In the present study, we found that the percentage of macrophages was decreased (Fig. 7) but the activity of macrophages was increased (Fig. 6) in the P. yoelii-infected mice bearing WEHI-3 cells compared to the non-infected mice bearing WEHI-3 cells. These results seem to be contradictory, although similar results have been reported by Tsou [33]. The decreased percentage of Mac-3-expressing cells indicated that differentiation of macrophage precursors was inhibited after P. yoelii infection and that P. yoelii infection could inhibit murine leukaemia WEHI-3 cell proliferation. The increase in macrophage activity may have been induced by the parasite, as Plasmodium infection has been shown to significantly enhance the phagocytic activity of macrophages due to increased IFN-γ expression [34, 35], and in the present study, IFN-γ secretion was found to be increased in mice after P. yoelii infection.

Conclusions

Malaria parasite infection can enhance immune responses, including innate and adaptive anti-leukaemia responses, thereby significantly decreasing the number of myeloblasts and inhibiting neoplasm proliferation in a mouse model. The results suggest that the malaria parasite may represent a novel strategy or therapeutic vaccine vector for an immune-based therapy for leukaemia.

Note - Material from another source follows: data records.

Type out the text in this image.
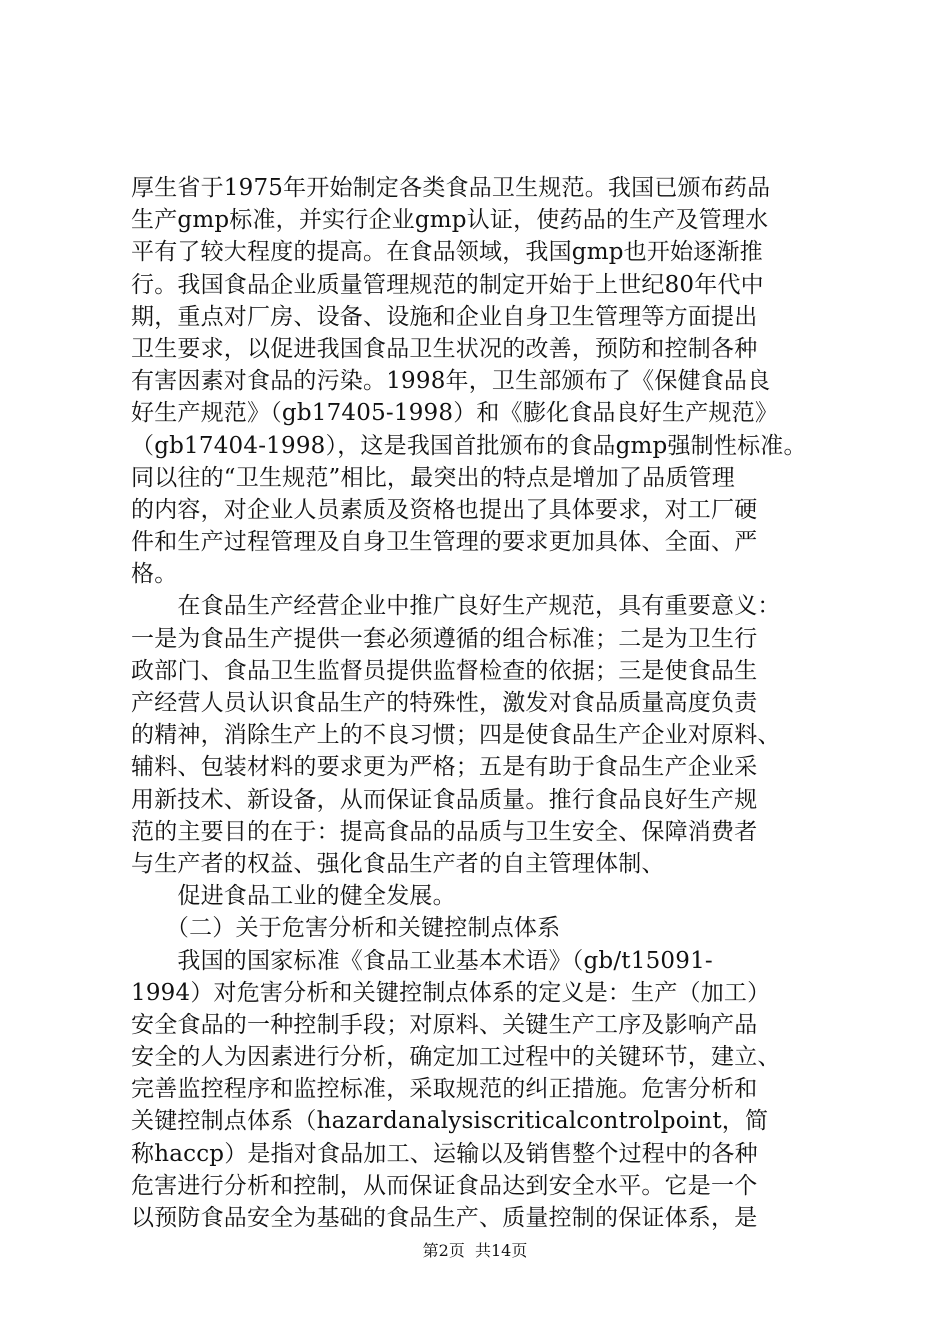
厚生省于1975年开始制定各类食品卫生规范。我国已颁布药品
生产gmp标准，并实行企业gmp认证，使药品的生产及管理水
平有了较大程度的提高。在食品领域，我国gmp也开始逐渐推
行。我国食品企业质量管理规范的制定开始于上世纪80年代中
期，重点对厂房、设备、设施和企业自身卫生管理等方面提出
卫生要求，以促进我国食品卫生状况的改善，预防和控制各种
有害因素对食品的污染。1998年，卫生部颁布了《保健食品良
好生产规范》（gb17405-1998）和《膨化食品良好生产规范》
（gb17404-1998），这是我国首批颁布的食品gmp强制性标准。
同以往的“卫生规范”相比，最突出的特点是增加了品质管理
的内容，对企业人员素质及资格也提出了具体要求，对工厂硬
件和生产过程管理及自身卫生管理的要求更加具体、全面、严
格。
　　在食品生产经营企业中推广良好生产规范，具有重要意义：
一是为食品生产提供一套必须遵循的组合标准；二是为卫生行
政部门、食品卫生监督员提供监督检查的依据；三是使食品生
产经营人员认识食品生产的特殊性，激发对食品质量高度负责
的精神，消除生产上的不良习惯；四是使食品生产企业对原料、
辅料、包装材料的要求更为严格；五是有助于食品生产企业采
用新技术、新设备，从而保证食品质量。推行食品良好生产规
范的主要目的在于：提高食品的品质与卫生安全、保障消费者
与生产者的权益、强化食品生产者的自主管理体制、
　　促进食品工业的健全发展。
　　（二）关于危害分析和关键控制点体系
　　我国的国家标准《食品工业基本术语》（gb/t15091-
1994）对危害分析和关键控制点体系的定义是：生产（加工）
安全食品的一种控制手段；对原料、关键生产工序及影响产品
安全的人为因素进行分析，确定加工过程中的关键环节，建立、
完善监控程序和监控标准，采取规范的纠正措施。危害分析和
关键控制点体系（hazardanalysiscriticalcontrolpoint，简
称haccp）是指对食品加工、运输以及销售整个过程中的各种
危害进行分析和控制，从而保证食品达到安全水平。它是一个
以预防食品安全为基础的食品生产、质量控制的保证体系，是
第2页  共14页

Although malaria parasite infection elicits an anti-leukaemia effect, the use of parasitic infections against leukaemia under clinical conditions is impossible. However, cancers and parasites may share common antigens, which may explain why certain parasites exhibit anticancer activity [10]. Therefore, the active antigens of malaria parasites for leukaemia immunotherapy are worthy of further study and identification.